Ore Library, Mount Denys and the Isabel Blackman Centre have closed, childrens’ services are under threat and parking charges could rise steeply but still East Sussex County Council faces a £15m budget shortfall next year and £27m shortfall the year after that!
Increased funding from Government is needed to protect vital council services.
That’s the stark message that East Sussex County Councillors will be given at next Tuesday’s cabinet meeting when they discuss the council’s State of the County report which details that the authority will face a budget gap of up to £15 million next year if additional funding is not made available and a deficit of £27 million by 2022/23.
A move to its Core Offer, a basic level of service the authority believes is the very least residents should be able to expect, might ease the pressure, the report tells councillors, but it will not balance the budget.
Councillor Keith Glazier, who is leader of the council said: “Becoming a more efficient council, working closely with our partners and changing the way we deliver services, along with robust financial planning, has helped us deal with a decade of financial pressure.
“But as the needs of our population rises, we need increased support from central Government so we can continue to deliver at least a decent level of service that both protects the most vulnerable in our society, provides vital services and strengthens East Sussex’s economy.
“The irony is that we are one of the most well-run councils in England, but the unique circumstances and pressures on East Sussex means we have reached crunch point sooner than most.”
He added: “The State of the County report is part of our extensive business and financial planning and presents a clear picture of the difficult decisions we face in deciding how best to make best use of resources in pursuit of our aims to protect the most vulnerable, strengthen the local economy and help people to help themselves.”
The document identifies growing pressures on the local authority due in part to reductions in funding, as well as an increasingly aged population and more children in need of help and protection as the number of families experiencing financial difficulties increases.
The report also states the county council must continue to lobby hard for a fairer funding deal in the short and medium term as any additional funding is likely to be a one-off and only help alleviate the pressure in the short term.
In a survey of East Sussex residents earlier this year, almost eight out of ten (78 per cent) said increased government funding would be the best solution to financial pressures on the county.
As well as examining the pressures faced by East Sussex County Council, the State of the County report celebrates successes.
Mr Glazier added: “In spite of the continuing financial pressures and challenges we face, our staff and partners work tirelessly and effectively to achieve as much as we can with the resources we do have and it is important that this is recognised.”

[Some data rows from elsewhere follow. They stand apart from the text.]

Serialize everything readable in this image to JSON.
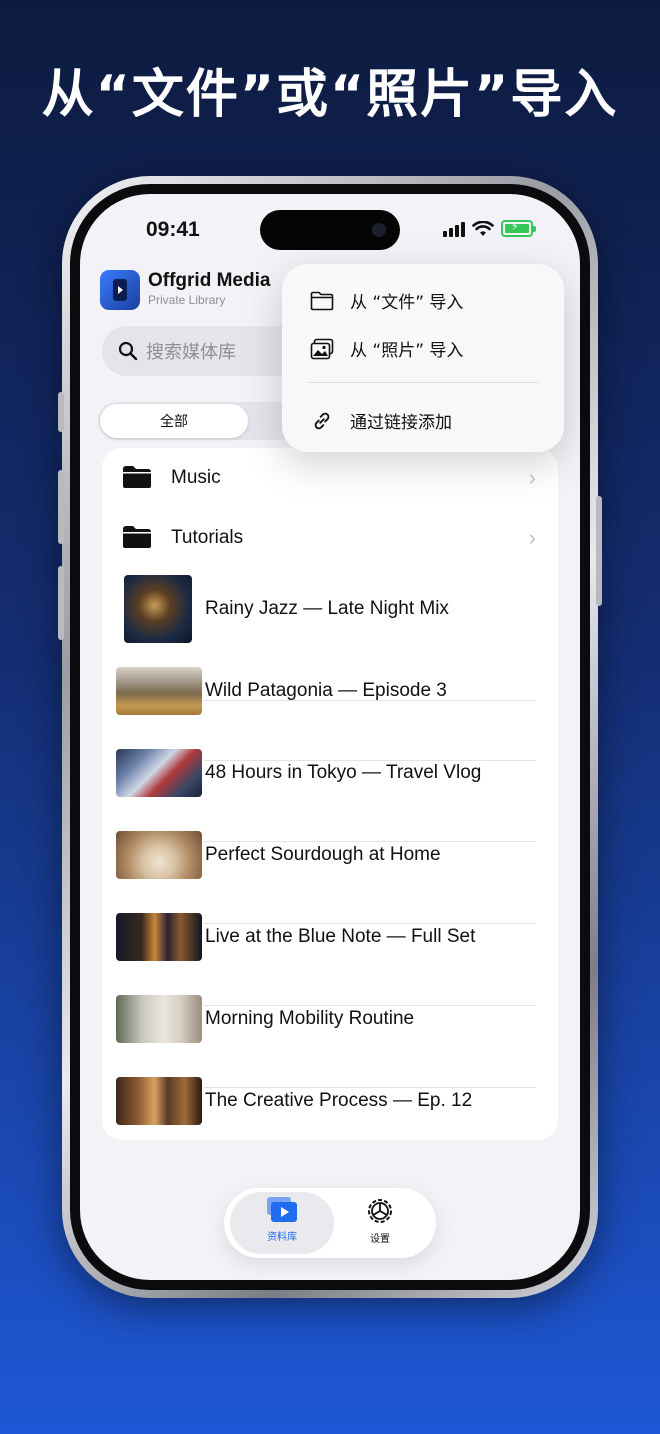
{
  "headline": "从“文件”或“照片”导入",
  "status_bar": {
    "time": "09:41"
  },
  "header": {
    "app_name": "Offgrid Media",
    "subtitle": "Private Library"
  },
  "search": {
    "placeholder": "搜索媒体库"
  },
  "segment": {
    "active_label": "全部"
  },
  "list": {
    "folders": [
      {
        "name": "Music"
      },
      {
        "name": "Tutorials"
      }
    ],
    "videos": [
      {
        "title": "Rainy Jazz — Late Night Mix"
      },
      {
        "title": "Wild Patagonia — Episode 3"
      },
      {
        "title": "48 Hours in Tokyo — Travel Vlog"
      },
      {
        "title": "Perfect Sourdough at Home"
      },
      {
        "title": "Live at the Blue Note — Full Set"
      },
      {
        "title": "Morning Mobility Routine"
      },
      {
        "title": "The Creative Process — Ep. 12"
      }
    ]
  },
  "import_menu": {
    "from_files": "从 “文件” 导入",
    "from_photos": "从 “照片” 导入",
    "via_link": "通过链接添加"
  },
  "tab_bar": {
    "library": "资料库",
    "settings": "设置"
  },
  "colors": {
    "accent": "#1f6cf0",
    "background_top": "#0d1b3f",
    "background_bottom": "#1e58d6"
  }
}
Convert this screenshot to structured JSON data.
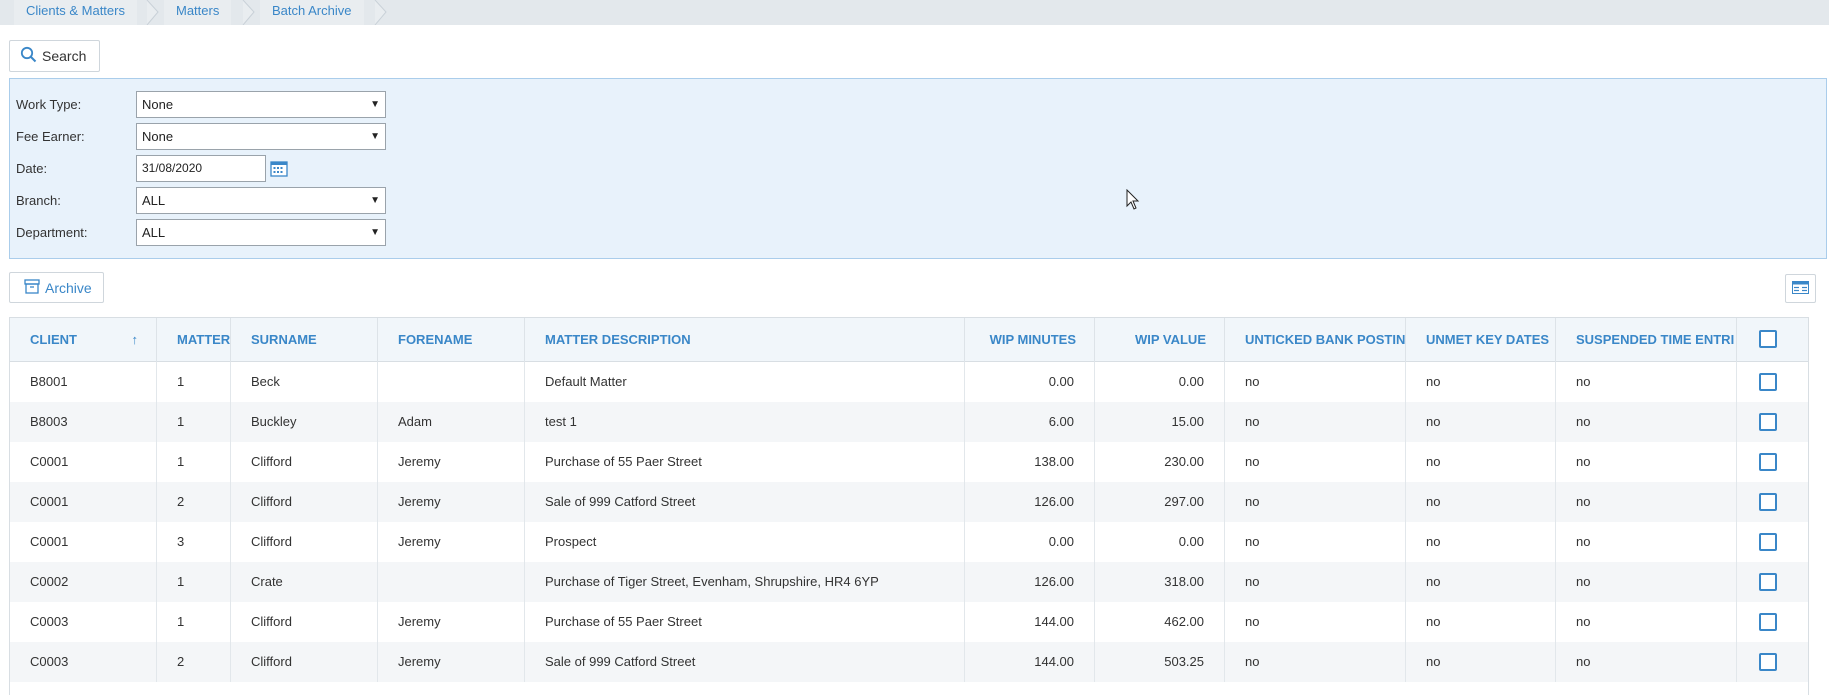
{
  "breadcrumb": [
    "Clients & Matters",
    "Matters",
    "Batch Archive"
  ],
  "toolbar": {
    "search_label": "Search",
    "archive_label": "Archive"
  },
  "filters": {
    "work_type": {
      "label": "Work Type:",
      "value": "None"
    },
    "fee_earner": {
      "label": "Fee Earner:",
      "value": "None"
    },
    "date": {
      "label": "Date:",
      "value": "31/08/2020"
    },
    "branch": {
      "label": "Branch:",
      "value": "ALL"
    },
    "department": {
      "label": "Department:",
      "value": "ALL"
    }
  },
  "table": {
    "columns": [
      "CLIENT",
      "MATTER",
      "SURNAME",
      "FORENAME",
      "MATTER DESCRIPTION",
      "WIP MINUTES",
      "WIP VALUE",
      "UNTICKED BANK POSTIN",
      "UNMET KEY DATES",
      "SUSPENDED TIME ENTRI"
    ],
    "sort_indicator": "↑",
    "rows": [
      {
        "client": "B8001",
        "matter": "1",
        "surname": "Beck",
        "forename": "",
        "description": "Default Matter",
        "wip_minutes": "0.00",
        "wip_value": "0.00",
        "unticked": "no",
        "unmet": "no",
        "suspended": "no"
      },
      {
        "client": "B8003",
        "matter": "1",
        "surname": "Buckley",
        "forename": "Adam",
        "description": "test 1",
        "wip_minutes": "6.00",
        "wip_value": "15.00",
        "unticked": "no",
        "unmet": "no",
        "suspended": "no"
      },
      {
        "client": "C0001",
        "matter": "1",
        "surname": "Clifford",
        "forename": "Jeremy",
        "description": "Purchase of 55 Paer Street",
        "wip_minutes": "138.00",
        "wip_value": "230.00",
        "unticked": "no",
        "unmet": "no",
        "suspended": "no"
      },
      {
        "client": "C0001",
        "matter": "2",
        "surname": "Clifford",
        "forename": "Jeremy",
        "description": "Sale of 999 Catford Street",
        "wip_minutes": "126.00",
        "wip_value": "297.00",
        "unticked": "no",
        "unmet": "no",
        "suspended": "no"
      },
      {
        "client": "C0001",
        "matter": "3",
        "surname": "Clifford",
        "forename": "Jeremy",
        "description": "Prospect",
        "wip_minutes": "0.00",
        "wip_value": "0.00",
        "unticked": "no",
        "unmet": "no",
        "suspended": "no"
      },
      {
        "client": "C0002",
        "matter": "1",
        "surname": "Crate",
        "forename": "",
        "description": "Purchase of Tiger Street, Evenham, Shrupshire, HR4 6YP",
        "wip_minutes": "126.00",
        "wip_value": "318.00",
        "unticked": "no",
        "unmet": "no",
        "suspended": "no"
      },
      {
        "client": "C0003",
        "matter": "1",
        "surname": "Clifford",
        "forename": "Jeremy",
        "description": "Purchase of 55 Paer Street",
        "wip_minutes": "144.00",
        "wip_value": "462.00",
        "unticked": "no",
        "unmet": "no",
        "suspended": "no"
      },
      {
        "client": "C0003",
        "matter": "2",
        "surname": "Clifford",
        "forename": "Jeremy",
        "description": "Sale of 999 Catford Street",
        "wip_minutes": "144.00",
        "wip_value": "503.25",
        "unticked": "no",
        "unmet": "no",
        "suspended": "no"
      }
    ]
  },
  "colors": {
    "accent": "#3a87c8",
    "filter_bg": "#e8f2fb",
    "filter_border": "#aacdeb",
    "header_bg": "#f1f6fa",
    "alt_row": "#f4f6f8"
  },
  "icons": {
    "search": "search-icon",
    "archive": "archive-icon",
    "calendar": "calendar-icon",
    "columns": "column-chooser-icon",
    "select_all": "checkbox-icon"
  }
}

Achievements include the county council becoming one of only a handful of councils across the country to gain an outstanding rating from Ofsted for children’s social care, while work to integrate adult social care services with health is already delivering real improvements for residents.
Investment in roads since 2013 has halted deterioration and shown improvement in their condition according to the report, which states that the county’s highways contractor fixed 25,000 potholes last year as well as carried out extensive resurfacing work.
The report also shows how the council has worked to improve infrastructure across the county to open land for employment and housing to encourage investment, and established Transport for the South East to ensure a strategic approach.